Germeli üfleme kalıplama işleminde preform, istenen sıcaklığa geri getirildikten sonra üfleme kalıbının içerisine yerleştirilir (Şekil 11-A)
Ardından ön üflemeli (düşük basınçlı) hava içeri verilir. Basınç preform içerisinde oluşmaya başladığında başlangıçta preform'un ortasında anevrizmaya benzer küçük bir genişleme görülür (Şekil 11-B)
Bu genişleme, ön bir şişe formu oluşuncaya kadar devam eder. (Şekil 11-C)
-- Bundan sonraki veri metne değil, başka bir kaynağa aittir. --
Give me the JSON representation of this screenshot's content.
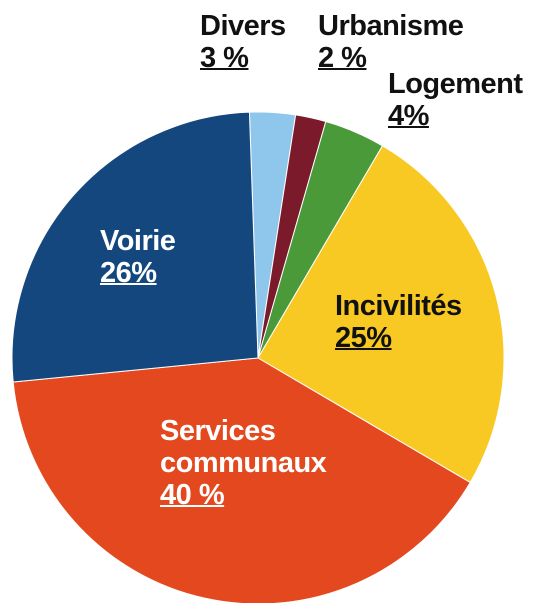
{
  "chart_data": {
    "type": "pie",
    "categories": [
      "Divers",
      "Urbanisme",
      "Logement",
      "Incivilités",
      "Services communaux",
      "Voirie"
    ],
    "values": [
      3,
      2,
      4,
      25,
      40,
      26
    ],
    "value_labels": [
      "3 %",
      "2 %",
      "4%",
      "25%",
      "40 %",
      "26%"
    ],
    "colors": [
      "#8ec6ec",
      "#7a1a2a",
      "#4a9a3a",
      "#f8c823",
      "#e4481f",
      "#14477e"
    ]
  }
}
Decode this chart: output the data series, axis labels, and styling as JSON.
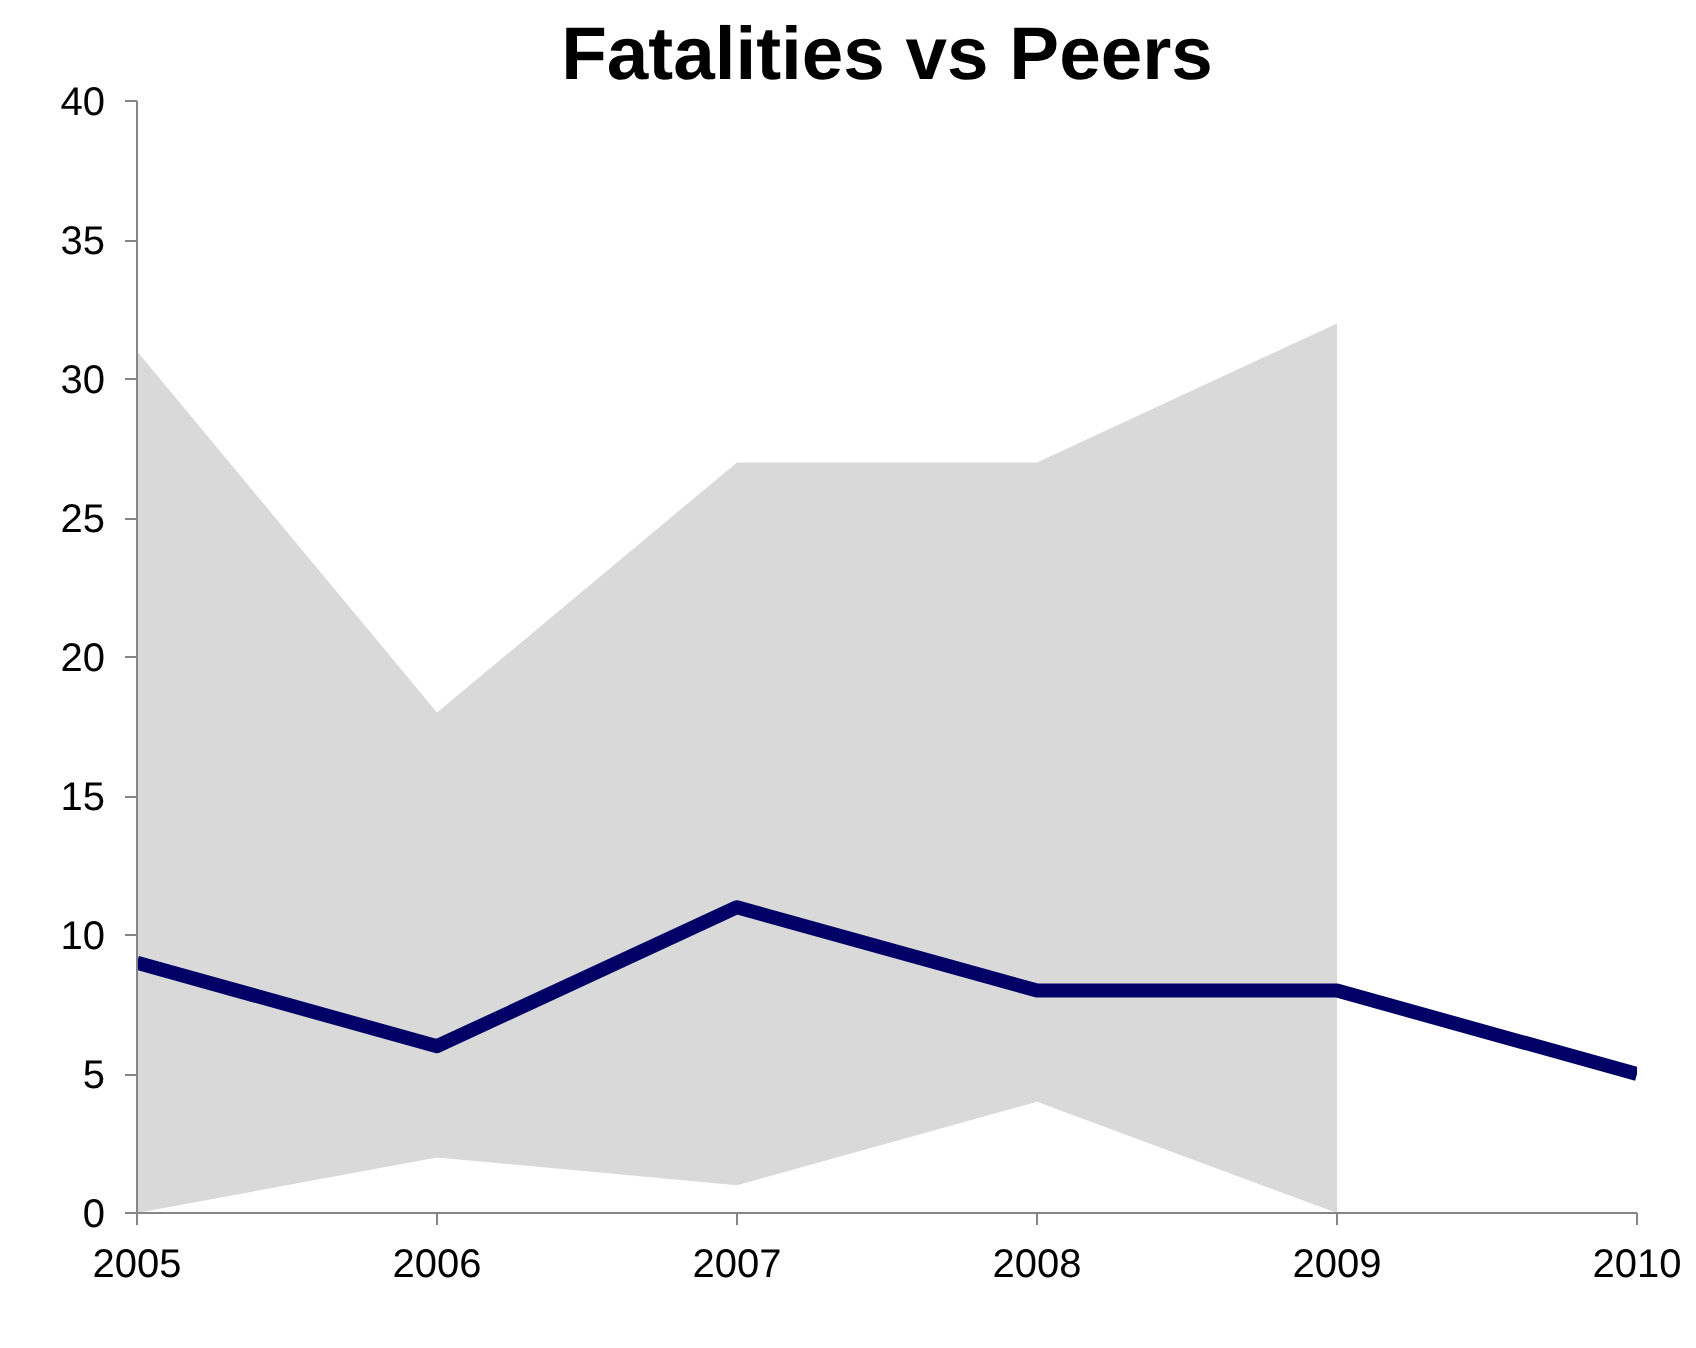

Bu noktada, ön şişe formunun kalıbın iç duvarına karşı üflenmesi işlemini bitirmek için yüksek basınçlı üflemeli hava kullanılır. (Şekil 11-D)
Daha önceden bahsettiğimiz işlemlerin sırası, Şekil 6'da gösterilen germe-gerinim eğrisi ile ilişkilendirilebilir. Gerinim sertleşme bölgesi (DE) Şekil 11-D'de gösterilen şişe üfleme işleminin son safhası ile örtüşmektedir.
Bir diğer deyişle hedef, şişe üfleme prosesinin son safhasının en yüksek derece oryantasyona ulaşıldığı PET gerinim sertleşme bölgesiyle aynı zamana rastlamasının sağlanmasıdır. Şişede optimum fiziksel özelliklerin elde edilmesi adına en yüksek derece oryantasyona ulaşılması son derece önemlidir.
Bir şişenin doğru şekilde üflenip üflenmediğini kontrol etmek adına şişenin ayarlanmış kısmındaki materyal dağılımının üniformitesinin kontrol edilmesi gerekir. Şişe, omzun ortalarından başlayıp taban çevresindeki yolun ortalarına kadar tüm yan duvar boyunca aşağı inen görece üniform bir duvar kalınlığına sahip olmalıdır. Ön şişe oluşturulmazsa yan duvarın orta kısmı, şişenin taban ve omuz bölgesi yönündeki alanlardan çok daha ince olacaktır.
Düzgün bir ön şişe oluşumunun önüne geçebilecek bazı sebepler:
Yukarıdaki tüm durumlarda materyal, Doğal Gerinim Oranı'na ulaşması için yeteri kadar gerilemez ya da bir diğer deyişle materyal, kalıbın izin verdiğinden daha fazla gerilebilir. Dolayısıyla preform üflendiğinde kalıbın yüzeyi ön şişenin Doğal Gerinim Oranı'na erişilmesi öncesinde preformun genleşmesini durdurur. Bu da şişelerin ince yan duvarlara ve kalın omuz ya da tabanlara sahip olmasıyla sonuçlanır.
Preformun yeterince sıcak olmaması halinde PET’in kalıbın yüzeyine ulaşabilmesi adına Doğal Gerinim Oranı'nın çok ötesine gerilmesi gerekecektir. Bu aşırı gerilme de inci parlaklığı olarak bilinen durumla sonuçlanan PET kütlesindeki mikro kırılmalara yol açar.